The major office markets of mainland China have seen robust levels of leasing activity and falling vacancy rates, and double-digit prime rental growth is forecast for both Beijing and Shanghai in 2012.

Other hotspots for office rental growth in 2011 included the US markets San Francisco, where demand from the technology sector helped to push Class A rents up by 24pc to US$37.75 per sq ft p.a. (c.UK£24.42 per sq ft p.a.), and Manhattan, which saw Class A rents increase by 12pc to US$64.36 per sq ft p.a. (c.UK£41.64 per sq ft p.a.).

There is a mixed outlook for the top 50 markets in 2012, with rents forecast to rise in 18 of them, remain broadly flat in 21, but to fall in 11 locations.

Among the markets where rents are most clearly under downward pressure are those in European economies affected by the sovereign debt crisis, including Madrid, and Asian markets where availability is high, such as Ho Chi Minh City.

Matthew Colbourne, senior international research analyst, commented: "Office occupiers remain cautious in many international markets, particularly with concerns over the strength of the global economy, and the future of the Eurozone, resurfacing in recent months.

The pace of prime office rental growth in Europe slowed significantly in the second half of 2011, with rents remaining essentially flat in markets such as London (West End) and Frankfurt.

Asian cities are experiencing mixed fortunes; while confidence remains high in mainland China, falling office rents were observed in late 2011 in markets dependent on demand from international financial occupiers, such as Hong Kong and Singapore."

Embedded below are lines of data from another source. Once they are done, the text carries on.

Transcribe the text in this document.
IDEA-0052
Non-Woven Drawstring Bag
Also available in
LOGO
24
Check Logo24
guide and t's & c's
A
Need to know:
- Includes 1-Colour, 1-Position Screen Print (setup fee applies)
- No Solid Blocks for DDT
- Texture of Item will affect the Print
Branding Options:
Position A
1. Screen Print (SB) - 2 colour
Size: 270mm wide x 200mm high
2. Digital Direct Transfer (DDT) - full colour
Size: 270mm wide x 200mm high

Andrew Bugg, head of global corporate services, EMEA, said: "Business strategies continue to be focussed on increased efficiencies and cost savings, especially with increased M&A activity, whilst the workplace follows its trend towards activity-based working in response to the arrival of Generation Y in the workforce.

Occupiers continue to seek consolidation opportunities and flexibility on commitment given the changes in structure and reduced availability of high quality space.

Major decisions may be on hold, but the perceived importance of London versus the Eurozone should lead to certainty on strategy in European markets."